Connected to 1.1.1.1 (1.1.1.1).
Escape character is '^]'.
Prompt>
Prompt>
After these prompts are displayed, the scripts just exits. How can I fix this problem?
After I split it, I can use parameter substitution as well as single quotes. Now I am facing different error.
Script:
expect -c "
spawn telnet $IP $PORT1
sleep 1
send \"\r\"
send \"\r\"
"
expect -c '
expect {
Prompt> { send \"dir\r\" }
set output $expect_out(buffer)
puts "$output"
}
'
Output:
spawn telnet 172.23.149.139 2033
can't read "expect_out(buffer)": no such variable
while executing
"expect {
Prompt> { send \"dir\r\" }
set output $expect_out(buffer)
puts "$output"
}
"
I changed it to according to the suggestions. But I am still facing errors.
Script:
output=$(expect -c '
spawn telnet '"$IP $PORT1"'
sleep 1
send '"\r"'
send '"\r"'
expect Prompt> { send '"dir\r"' }
expect '"\n"'
expect -indices Prompt>
puts '"[string range $expect_out(buffer) 0 [expr $expect_out(0,end) - 1]]"'
')
echo "======="
echo "$output"
echo "======="
Output:
syntax error in expression "(0,end) - 1"
while executing
"expr (0,end) - 1"
invoked from within
"string range (buffer) 0 [expr (0,end) - 1]"
invoked from within
"puts [string range (buffer) 0 [expr (0,end) - 1]]"
=======
spawn telnet 1.1.1.1 2000
Trying 1.1.1.1...
Connected to 1.1.1.1 (1.1.1.1).
Escape character is '^]'.
Prompt>
Prompt>
=======
Hence to circumvent the error, I changed, the line
puts '"[string range $expect_out(buffer) 0 [expr $expect_out(0,end) - 1]]"'
to
puts '"$expect_out(buffer)"'
But then I am getting no error, but the output of dir is also not getting printed. Something like:
Prompt>
Prompt> (buffer)
The second of your “split” Expect programs does not have access to the spawned telnet process. When you split them like that, you made them independent (one can not access the variables or state of the other; actually by the time the second one has started the first one, and its telnet process, no longer exist).
The shell will automatically concatenate any strings (that are not separated by unquoted/unescaped whitespace) without regard to the kind of quotes (if any) they use. This means you can start put the first part of your Expect program in single quotes, switch to double quotes for the parameter substitution, and then go back to single quotes for the rest of the program (to avoid having to escape any of "$\` that occur in your Expect code).
expect -c '
spawn telnet '"$HOST $PORT"'
sleep 1
⋮ (rest of Expect program)
'
It uses single quotes to protect most of the program, but switches back to double quotes to let the shell substitute the its HOST and IP parameters into the text of the Expect program.
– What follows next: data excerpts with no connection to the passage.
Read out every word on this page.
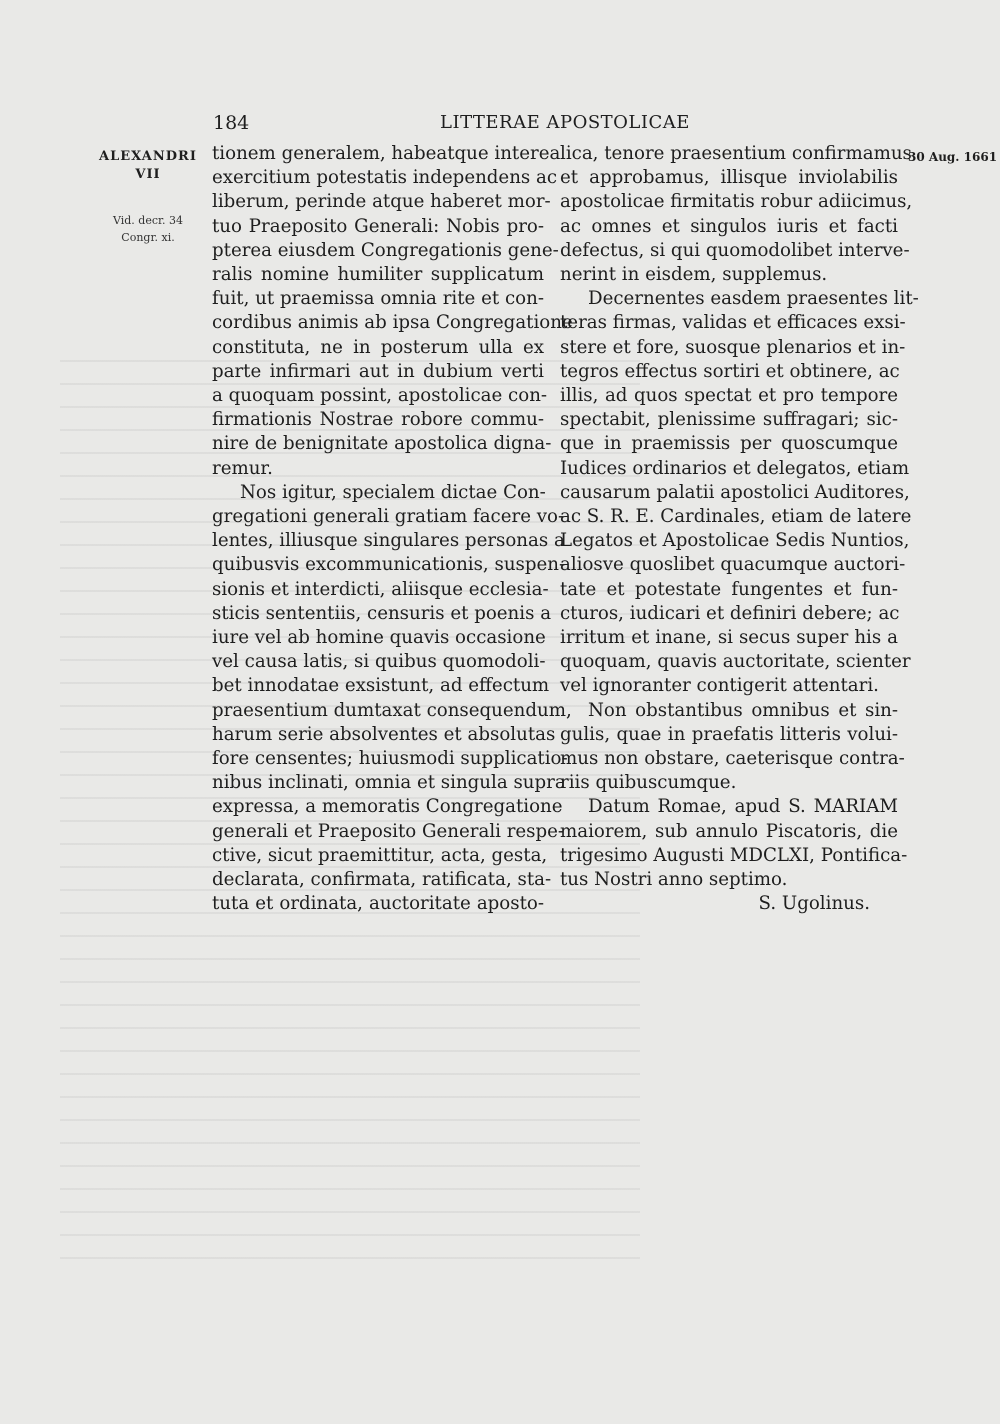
184	LITTERAE APOSTOLICAE
ALEXANDRI
VII
Vid. decr. 34
Congr. xi.
30 Aug. 1661
tionem generalem, habeatque interea
exercitium potestatis independens ac
liberum, perinde atque haberet mor-
tuo Praeposito Generali: Nobis pro-
pterea eiusdem Congregationis gene-
ralis nomine humiliter supplicatum
fuit, ut praemissa omnia rite et con-
cordibus animis ab ipsa Congregatione
constituta, ne in posterum ulla ex
parte infirmari aut in dubium verti
a quoquam possint, apostolicae con-
firmationis Nostrae robore commu-
nire de benignitate apostolica digna-
remur.
Nos igitur, specialem dictae Con-
gregationi generali gratiam facere vo-
lentes, illiusque singulares personas a
quibusvis excommunicationis, suspen-
sionis et interdicti, aliisque ecclesia-
sticis sententiis, censuris et poenis a
iure vel ab homine quavis occasione
vel causa latis, si quibus quomodoli-
bet innodatae exsistunt, ad effectum
praesentium dumtaxat consequendum,
harum serie absolventes et absolutas
fore censentes; huiusmodi supplicatio-
nibus inclinati, omnia et singula supra
expressa, a memoratis Congregatione
generali et Praeposito Generali respe-
ctive, sicut praemittitur, acta, gesta,
declarata, confirmata, ratificata, sta-
tuta et ordinata, auctoritate aposto-
lica, tenore praesentium confirmamus
et approbamus, illisque inviolabilis
apostolicae firmitatis robur adiicimus,
ac omnes et singulos iuris et facti
defectus, si qui quomodolibet interve-
nerint in eisdem, supplemus.
Decernentes easdem praesentes lit-
teras firmas, validas et efficaces exsi-
stere et fore, suosque plenarios et in-
tegros effectus sortiri et obtinere, ac
illis, ad quos spectat et pro tempore
spectabit, plenissime suffragari; sic-
que in praemissis per quoscumque
Iudices ordinarios et delegatos, etiam
causarum palatii apostolici Auditores,
ac S. R. E. Cardinales, etiam de latere
Legatos et Apostolicae Sedis Nuntios,
aliosve quoslibet quacumque auctori-
tate et potestate fungentes et fun-
cturos, iudicari et definiri debere; ac
irritum et inane, si secus super his a
quoquam, quavis auctoritate, scienter
vel ignoranter contigerit attentari.
Non obstantibus omnibus et sin-
gulis, quae in praefatis litteris volui-
mus non obstare, caeterisque contra-
riis quibuscumque.
Datum Romae, apud S. MARIAM
maiorem, sub annulo Piscatoris, die
trigesimo Augusti MDCLXI, Pontifica-
tus Nostri anno septimo.
S. Ugolinus.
Next, the shell that started expect can not access variable set inside the Expect program. The normal way to collect output from a child process is to have it write to stdout or stderr and have the shell collect the output via a command substitution ($()).
In Tcl (and Expect), you can use puts to send a string to stdout. But, by default, Expect will also send to stdout the normal “interaction” output (what it receives from any spawned commands and what it sent to them; i.e. what you would see if you were running the spawned command manually). You can disable this default logging with log_user 0.
You might write your program like this:
#!/bin/sh
output=$(expect -c '
# suppress the display of the process interaction
log_user 0
spawn telnet '"$HOST $PORT"'
sleep 1
send "\r"
send "\r"
# after a prompt, send the interesting command
expect Prompt> { send "dir\r" }
# eat the \n the remote end sent after we sent our \r
expect "\n"
# wait for the next prompt, saving its position in expect_out(buffer)
expect -indices Prompt>
# output what came after the command and before the next prompt
# (i.e. the output of the "dir" command)
puts [string range $expect_out(buffer) \
0 [expr $expect_out(0,start) - 1]]
')
echo "======="
echo "$output"
echo "======="
Because your Expect script is enclosed in double quotes, the shell is expanding $expect_out to an empty string. Put the body of the expect script in single quotes.
When you set a variable in Expect, the shell will have no idea. When the Expect script completes, its variables vanish too. You have to puts the expect_out buffer.